In Rakdos and Jund Sacrifice in Standard, you can’t cut too many creatures, and you’re certainly not going to cut payoffs like Claim the Firstborn or Bolas’s Citadel. These decks, especially Jund, play plenty of card advantage already, and aren’t interested in similar, weaker effects.

Then I think of Village Rites in Abzan Rally in Pioneer. You have plenty of great creatures to sacrifice to it, and it could help dig toward your key payoff cards or extra copies of Cruel Celebrant to drain the opponent out the hard way. But it also interferes with your ability to mill over creatures and potentially sets back your development, making Return to the Ranks more difficult to cast. Ultimately, I’d be interested in trying a couple of copies, but it’s not moving the needle for a deck that has proven to be a flash in the pan.

When it comes to payoffs cards for synergy-driven archetypes, power is more valuable than efficiency, and that’s going to be the story of Village Rites.

Radha, Heart of Keld: Underrated

The last card on my list today, Radha, Heart of Keld is also the one I’m least confident about. But the two previous times we saw this effect on a creature, Oracle of Mul Daya and Courser of Kruphix, we had two format staples on our hands.

Radha is worse than both of its predecessors for many reasons, from being legendary and multicolored to matching up poorly against the common removal of the era. But playing lands from the top of your library is still a very powerful effect and allows Radha to gain immediate advantage in the face of efficient removal.

And while its second ability is also mediocre in comparison to Courser and Oracle, it’s still a net positive. We associate Courser of Kruphix with midrange decks like Abzan and Sultai Whip, but it was also a key component of the Gruul/Jund Monsters archetype, where it protected valuable planeswalkers, helped you hit your land drops, and combined with Domri Rade to form a powerful card advantage engine.

With a powerful aggressive high-end composed of Terror of the Peaks and Garruk, Unleashed, I could see a Gruul deck making its way back into Standard, and Radha would be well at home in such an archetype. And while being two colors will keep it from being a format staple, Gruul having sole access to such a powerful effect would be a huge boon to the color combination as a whole.

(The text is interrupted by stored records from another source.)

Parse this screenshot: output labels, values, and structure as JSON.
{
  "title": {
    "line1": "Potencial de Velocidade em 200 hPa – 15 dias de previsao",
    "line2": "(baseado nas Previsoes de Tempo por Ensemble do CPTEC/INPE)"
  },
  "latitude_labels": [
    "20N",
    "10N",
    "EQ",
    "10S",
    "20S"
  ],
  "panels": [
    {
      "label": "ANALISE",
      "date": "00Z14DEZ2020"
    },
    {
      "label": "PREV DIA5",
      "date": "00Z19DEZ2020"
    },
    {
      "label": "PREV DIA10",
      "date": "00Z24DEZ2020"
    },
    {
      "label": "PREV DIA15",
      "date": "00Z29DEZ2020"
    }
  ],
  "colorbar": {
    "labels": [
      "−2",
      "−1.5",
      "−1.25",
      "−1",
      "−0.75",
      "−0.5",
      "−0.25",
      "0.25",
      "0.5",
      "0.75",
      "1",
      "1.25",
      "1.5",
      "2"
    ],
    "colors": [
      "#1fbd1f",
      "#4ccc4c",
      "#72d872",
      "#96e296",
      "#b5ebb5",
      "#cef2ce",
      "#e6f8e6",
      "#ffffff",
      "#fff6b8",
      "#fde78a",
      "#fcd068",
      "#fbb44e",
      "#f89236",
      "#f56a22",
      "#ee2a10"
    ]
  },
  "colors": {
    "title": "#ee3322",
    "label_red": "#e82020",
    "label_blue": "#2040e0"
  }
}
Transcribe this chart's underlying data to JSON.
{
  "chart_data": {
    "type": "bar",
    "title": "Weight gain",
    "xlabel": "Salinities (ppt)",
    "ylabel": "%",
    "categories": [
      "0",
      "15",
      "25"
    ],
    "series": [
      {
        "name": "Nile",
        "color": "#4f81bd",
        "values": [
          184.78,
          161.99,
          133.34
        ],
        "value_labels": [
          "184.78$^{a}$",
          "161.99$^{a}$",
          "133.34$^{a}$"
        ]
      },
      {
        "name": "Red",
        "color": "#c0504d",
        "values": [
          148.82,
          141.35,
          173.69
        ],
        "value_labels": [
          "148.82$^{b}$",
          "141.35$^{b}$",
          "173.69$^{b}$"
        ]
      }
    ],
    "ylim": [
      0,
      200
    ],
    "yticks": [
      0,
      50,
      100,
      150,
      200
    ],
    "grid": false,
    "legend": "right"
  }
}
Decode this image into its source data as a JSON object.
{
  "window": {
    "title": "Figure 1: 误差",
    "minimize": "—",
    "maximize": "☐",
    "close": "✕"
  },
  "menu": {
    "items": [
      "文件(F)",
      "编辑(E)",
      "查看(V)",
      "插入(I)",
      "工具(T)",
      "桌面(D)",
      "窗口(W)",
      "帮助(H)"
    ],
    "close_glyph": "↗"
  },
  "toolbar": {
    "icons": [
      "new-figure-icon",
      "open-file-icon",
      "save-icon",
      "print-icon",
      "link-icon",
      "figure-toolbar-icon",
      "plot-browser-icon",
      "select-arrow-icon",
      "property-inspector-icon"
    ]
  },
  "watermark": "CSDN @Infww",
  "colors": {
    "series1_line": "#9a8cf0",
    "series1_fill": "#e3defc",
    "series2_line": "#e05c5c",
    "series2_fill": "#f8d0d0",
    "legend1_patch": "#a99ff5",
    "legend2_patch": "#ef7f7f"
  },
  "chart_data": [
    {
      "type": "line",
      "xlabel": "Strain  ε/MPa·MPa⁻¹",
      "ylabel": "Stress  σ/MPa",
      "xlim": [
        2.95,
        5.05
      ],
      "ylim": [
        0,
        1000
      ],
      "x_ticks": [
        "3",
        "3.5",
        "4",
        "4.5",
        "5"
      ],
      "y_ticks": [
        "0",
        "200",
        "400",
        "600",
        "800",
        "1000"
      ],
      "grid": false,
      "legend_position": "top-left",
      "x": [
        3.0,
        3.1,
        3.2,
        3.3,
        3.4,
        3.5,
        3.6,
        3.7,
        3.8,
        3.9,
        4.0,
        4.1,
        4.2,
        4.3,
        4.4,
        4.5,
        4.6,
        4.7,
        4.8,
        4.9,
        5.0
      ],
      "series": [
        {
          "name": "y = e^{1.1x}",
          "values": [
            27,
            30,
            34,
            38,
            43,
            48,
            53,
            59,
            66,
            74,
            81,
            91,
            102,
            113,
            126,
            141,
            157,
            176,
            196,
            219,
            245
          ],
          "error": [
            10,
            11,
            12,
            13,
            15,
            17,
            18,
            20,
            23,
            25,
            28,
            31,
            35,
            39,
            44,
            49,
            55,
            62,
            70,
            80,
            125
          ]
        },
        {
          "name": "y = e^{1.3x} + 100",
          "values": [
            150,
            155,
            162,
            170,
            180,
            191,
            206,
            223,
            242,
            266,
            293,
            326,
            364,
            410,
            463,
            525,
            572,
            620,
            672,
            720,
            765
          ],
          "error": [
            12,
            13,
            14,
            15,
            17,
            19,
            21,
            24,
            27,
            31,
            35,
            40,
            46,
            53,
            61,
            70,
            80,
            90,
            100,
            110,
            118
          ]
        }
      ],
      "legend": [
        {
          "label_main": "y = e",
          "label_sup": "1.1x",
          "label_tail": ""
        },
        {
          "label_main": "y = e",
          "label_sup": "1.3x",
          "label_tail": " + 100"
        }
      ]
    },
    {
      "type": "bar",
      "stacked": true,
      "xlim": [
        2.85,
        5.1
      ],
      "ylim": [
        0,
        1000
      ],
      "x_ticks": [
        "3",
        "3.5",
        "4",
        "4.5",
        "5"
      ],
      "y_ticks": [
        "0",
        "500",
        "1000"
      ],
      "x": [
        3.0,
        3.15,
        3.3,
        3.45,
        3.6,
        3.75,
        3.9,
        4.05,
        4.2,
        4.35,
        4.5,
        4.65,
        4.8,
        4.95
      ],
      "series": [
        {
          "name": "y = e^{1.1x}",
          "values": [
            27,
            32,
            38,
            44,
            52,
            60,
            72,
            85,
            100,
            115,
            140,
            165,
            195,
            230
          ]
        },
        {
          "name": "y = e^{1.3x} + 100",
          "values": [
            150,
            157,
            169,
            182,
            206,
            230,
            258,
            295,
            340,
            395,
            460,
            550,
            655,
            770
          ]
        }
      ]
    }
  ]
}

Early in this preview season, I was pessimistic about Core Set 2021’s ability to impact competitive Magic, but I’ve grown more bullish in the last week or two. In particular, I think the set favors aggressive decks, which have been lagging behind for much of the last year. I’m looking forward to seeing what other players come up with after a few weeks of testing on VS Live! and I’ll see you for the next preview season in three months … or two weeks … or a year and a half. I don’t know when the next set comes out and time is an illusion anyway.